La historia de este regreso comenzó a tejerse en el cementerio local en 2024, cuando los equipos forenses adelantaron las labores de prospección y exhumación. Sin embargo, la ciencia no actuó sola; la brújula principal fueron los recuerdos íntimos que sus familias resguardaron por casi veinte años.
En el caso de Liria Mery Bustos, desaparecida en 2005 cuando apenas tenía 20 años, el motor de la búsqueda fue su propia hija. Cuando Liria Mery fue arrebatada por la guerra, la niña no alcanzaba el año de vida. Aunque no tuvo la oportunidad de conocerla en vida, dos décadas después estuvo de pie junto a la fosa en el camposanto, acompañando a los antropólogos forenses.
Junto a ella estuvo Jhon Jairo Bustos, hermano de Liria Mery. Su memoria visual fue determinante: un detalle morfológico inconfundible —su frondosa y extensa cabellera— permitió al equipo orientar las hipótesis de identidad en campo que más tarde corroboraría el Instituto Nacional de Medicina Legal.
«Hoy es un sentimiento de alegría y de tristeza, pero es algo bueno porque uno ya sabe que está descansando», expresó Jhon Jairo al concluir la entrega, invitando a los cientos de familias que aún buscan en la cordillera a no desmayar ni perder la esperanza.
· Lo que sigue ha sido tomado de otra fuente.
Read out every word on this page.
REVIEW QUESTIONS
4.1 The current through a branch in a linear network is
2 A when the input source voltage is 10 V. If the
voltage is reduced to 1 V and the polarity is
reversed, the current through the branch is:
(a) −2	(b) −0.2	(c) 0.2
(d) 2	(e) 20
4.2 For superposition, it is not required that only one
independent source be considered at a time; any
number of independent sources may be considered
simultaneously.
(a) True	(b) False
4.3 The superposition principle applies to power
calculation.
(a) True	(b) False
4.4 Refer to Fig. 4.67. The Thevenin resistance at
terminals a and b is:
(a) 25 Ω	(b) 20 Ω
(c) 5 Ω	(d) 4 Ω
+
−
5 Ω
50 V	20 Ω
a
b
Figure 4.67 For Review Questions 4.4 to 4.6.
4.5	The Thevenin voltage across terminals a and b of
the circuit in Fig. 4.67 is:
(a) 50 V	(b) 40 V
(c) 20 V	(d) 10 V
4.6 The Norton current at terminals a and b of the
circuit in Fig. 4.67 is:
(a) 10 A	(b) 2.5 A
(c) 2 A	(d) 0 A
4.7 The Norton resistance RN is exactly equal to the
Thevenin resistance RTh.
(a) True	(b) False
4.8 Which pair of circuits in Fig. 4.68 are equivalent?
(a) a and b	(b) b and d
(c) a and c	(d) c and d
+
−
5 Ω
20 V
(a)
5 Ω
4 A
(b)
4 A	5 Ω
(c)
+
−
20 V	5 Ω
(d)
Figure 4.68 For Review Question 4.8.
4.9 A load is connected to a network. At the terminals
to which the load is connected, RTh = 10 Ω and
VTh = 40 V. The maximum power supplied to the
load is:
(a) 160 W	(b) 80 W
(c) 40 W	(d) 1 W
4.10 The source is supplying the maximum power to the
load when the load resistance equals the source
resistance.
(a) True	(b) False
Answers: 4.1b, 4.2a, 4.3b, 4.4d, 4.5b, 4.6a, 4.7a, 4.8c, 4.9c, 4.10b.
La pista del pequeño cofre
Una huella similar guio la identificación de María Erlinda Aguirre, quien tenía 26 años cuando desapareció en 2006. Los testimonios de sus familiares indicaban que María Erlinda se encontraba probablemente en estado de gestación al momento de los hechos.
Durante la exhumación en 2024, los peritos forenses hallaron junto a sus restos un pequeño cofre inhumado. El relato de los antiguos sepultureros y jornaleros del cementerio despejó las dudas: en las prácticas funerarias tradicionales de la región, ese cofre se utilizaba para inhumar a mujeres que fallecían embarazadas. Ese detalle ritual, sumado al cotejo científico, permitió devolverle su nombre y su dignidad.
Samaná: epicentro de la búsqueda humanitaria
El caso de Florencia no es aislado, sino parte de una deuda histórica. En el departamento de Caldas se contabilizan al menos 3.226 personas dadas por desaparecidas, de las cuales 1.657 corresponden al Plan Regional de Búsqueda del Oriente de Caldas.
Para el investigador de la UBPD Julián Arango, la intervención en esta subregión es prioritaria: “Samaná es un punto neurálgico de búsqueda. La articulación permanente con las comunidades y las familias no solo es metodológica, es esencial para devolverles la identidad a quienes la violencia pretendió borrar”.
Con el retorno de Liria Mery y María Erlinda a la tierra que las vio nacer, sus hogares cierran una etapa de duelo suspendido y reafirman que la búsqueda humanitaria y extrajudicial en el oriente caldense avanza, fosa a fosa, gracias al testimonio vivo de sus dolientes.